L’instituteur chargé de la classe a la charge de contrôle permanent des comptes de la coopérative.
Les registres de la copérative sont présentés à l’inspecteur de l’enseignement primaire de la circonscription, lors de son passage dans la classe.
Modifications au règlement
Art. 11.- Toute modification au présent règlement proposée par le bureau, adoptée par l’assemblée générale, doit être soumise à l’approbation de la section départementale.
Dissolution
Art. 12. - La dissolution de la coopérative scolaire est décidée par la section départementale.
En cas de dissolution, la dévolution des biens fait l’objet d’une décision de la section départementale, qui détermine les conditions de leur attribution à la commune, ou à la section, ou à une autre coopérative scolaire.
Signeront le présent règlement pour approbation : l’instituteur, ou le chef d’établissement mandataire et les élèves délégués : président, secrétaire, trésorier.
COMMENTAIRES AU REGLEMENT TYPE D’UNE COOPERATIVE DU PREMIER DEGRE
1° Ce règlement est un règlement type. Il ne doit pas être simplement copié pour devenir automatiquement le règlement de la coopérative scolaire. Il doit faire l’objet d’une étude pour être adapté aux intentions des coopérateurs, aux possibilités de la coopérative, aux conditions locales. Il doit ensuite faire l’objet d’une délibération et être soumis à l’approbation de l’inspecteur de l’enseignement primaire de la circonscription, et de la section départementale.
Il peut être modifié pour être adapté à des conditions nouvelles dans les formes prévues par l’article 2.
2° Pour une coopérative de classe, les adaptations par rapport au règlement type doivent être de peu d’importance pour que le règlement reste conforme aux dispositions de la loi du 1er juillet 1901, qui régissent l’Office central de la coopération à l’école.
Ce règlement peut être complété par un règlement intérieur fixant les conditions d’organisation ou de fonctionnement des diverses activités.
3° D’autres adaptations sont possibles, en particulier dans les écoles à plusieurs classes. La coopérative de classe peut devenir une section de la coopérative de l’école. Celle ci est administrée par un conseil d’administration composé de délégués élus par les copératives de classes, à raison de délégués par classe.

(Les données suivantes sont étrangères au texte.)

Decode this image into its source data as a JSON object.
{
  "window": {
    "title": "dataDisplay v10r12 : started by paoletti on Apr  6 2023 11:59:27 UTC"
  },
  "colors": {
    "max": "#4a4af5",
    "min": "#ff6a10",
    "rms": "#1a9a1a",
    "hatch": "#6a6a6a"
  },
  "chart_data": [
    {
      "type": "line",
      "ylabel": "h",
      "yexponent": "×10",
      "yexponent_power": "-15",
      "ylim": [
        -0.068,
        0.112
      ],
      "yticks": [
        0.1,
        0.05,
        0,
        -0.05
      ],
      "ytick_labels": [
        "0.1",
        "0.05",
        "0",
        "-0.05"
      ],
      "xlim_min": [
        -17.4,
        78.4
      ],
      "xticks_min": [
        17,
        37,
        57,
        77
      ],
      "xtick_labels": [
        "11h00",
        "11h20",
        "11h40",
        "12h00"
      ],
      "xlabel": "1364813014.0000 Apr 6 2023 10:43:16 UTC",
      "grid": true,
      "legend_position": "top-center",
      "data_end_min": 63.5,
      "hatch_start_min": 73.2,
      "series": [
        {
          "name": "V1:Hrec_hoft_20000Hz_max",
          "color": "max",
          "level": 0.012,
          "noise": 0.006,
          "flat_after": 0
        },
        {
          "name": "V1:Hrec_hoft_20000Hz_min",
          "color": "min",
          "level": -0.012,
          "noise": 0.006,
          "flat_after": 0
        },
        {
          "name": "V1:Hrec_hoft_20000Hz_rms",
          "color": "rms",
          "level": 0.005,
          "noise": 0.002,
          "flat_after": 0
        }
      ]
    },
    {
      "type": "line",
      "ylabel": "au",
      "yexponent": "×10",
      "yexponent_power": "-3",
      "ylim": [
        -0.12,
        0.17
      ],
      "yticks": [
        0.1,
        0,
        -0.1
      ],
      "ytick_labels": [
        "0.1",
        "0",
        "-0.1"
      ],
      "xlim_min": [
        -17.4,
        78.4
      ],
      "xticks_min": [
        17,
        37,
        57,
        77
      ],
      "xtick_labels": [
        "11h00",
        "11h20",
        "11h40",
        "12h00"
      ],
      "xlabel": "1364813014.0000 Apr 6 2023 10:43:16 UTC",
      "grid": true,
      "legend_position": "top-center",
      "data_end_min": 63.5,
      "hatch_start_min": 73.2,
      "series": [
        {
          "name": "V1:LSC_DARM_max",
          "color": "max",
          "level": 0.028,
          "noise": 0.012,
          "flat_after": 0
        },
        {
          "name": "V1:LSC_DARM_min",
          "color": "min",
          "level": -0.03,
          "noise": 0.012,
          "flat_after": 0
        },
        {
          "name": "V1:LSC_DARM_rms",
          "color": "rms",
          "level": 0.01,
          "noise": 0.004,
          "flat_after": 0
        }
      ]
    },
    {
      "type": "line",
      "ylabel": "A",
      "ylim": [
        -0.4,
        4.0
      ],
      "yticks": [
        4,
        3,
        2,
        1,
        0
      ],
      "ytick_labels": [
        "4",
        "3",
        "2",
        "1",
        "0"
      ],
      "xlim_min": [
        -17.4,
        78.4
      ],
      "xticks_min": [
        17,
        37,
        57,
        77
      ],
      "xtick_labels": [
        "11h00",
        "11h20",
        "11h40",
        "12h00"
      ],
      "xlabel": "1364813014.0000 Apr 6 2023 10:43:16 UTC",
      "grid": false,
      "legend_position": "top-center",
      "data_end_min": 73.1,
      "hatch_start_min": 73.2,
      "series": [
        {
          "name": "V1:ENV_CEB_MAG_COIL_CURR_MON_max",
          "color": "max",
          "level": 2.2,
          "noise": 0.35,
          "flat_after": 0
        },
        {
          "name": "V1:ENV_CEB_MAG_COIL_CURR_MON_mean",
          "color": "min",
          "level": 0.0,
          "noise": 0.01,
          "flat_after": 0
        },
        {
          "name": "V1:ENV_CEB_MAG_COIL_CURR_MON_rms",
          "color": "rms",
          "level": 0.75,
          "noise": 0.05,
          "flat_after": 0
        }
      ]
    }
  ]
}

De même que la loi doit être promulguée par la publication au Journal officiel de la République française, de même que les arrêtés municipaux doivent être affichés à la porte de la mairie, de même les règlements seront affichés dans l’établissement et publiés au journal de l’école.
ORGANISATION GENERALE DE L’OFFICE CENTRAL DE LA COOPERATION SCOLAIRE
L’Office central de la coopération à l’école est une association nationale régie par la loi du 1er juillet 1901, qui groupe les membres du personnel et les élèves coopérateurs scolaires des écoles publiques.
L’association a été déclarée à Paris sous le numéro 166-172 (J.O. du 22 février 1930).
L’association est divisée :
1° En sections départementales administrées par un conseil d’administration qui propose un mandataire auquel le conseil d’administration national remet les pouvoirs légaux pour gérer la section ;
2° En sections locales qui sont les coopératives scolaires. Le mandataire départemental subdélègue ses pouvoirs à un mandataire local désigné par le conseil d’administration départemental.
La coopérative scolaire, constituée en section locale, est organisée dans un but pédagogique comme une association indépendante, gérée par les élèves, sous la tutelle du directeur et du mandataire.
Elle a ainsi la situation légale d’une association déclarée et garde tout son intérêt pédagogique.
APPEL LANCE AUX EDUCATEURS PAR L’OFFICE CENTRAL DE LA COOPERATION A L’ECOLE
A tous les éducateurs
Institutrices, instituteurs, professeurs, chefs d’établissement
Voulez vous aider vos élèves :
A acquérir le goût du travail, le sens des responsabilités ?
A accepter joyeusement une discipline librement choisie ?
A pratiquer l’entraide et la solidarité ?
A couper leurs loisirs de facon éducative ?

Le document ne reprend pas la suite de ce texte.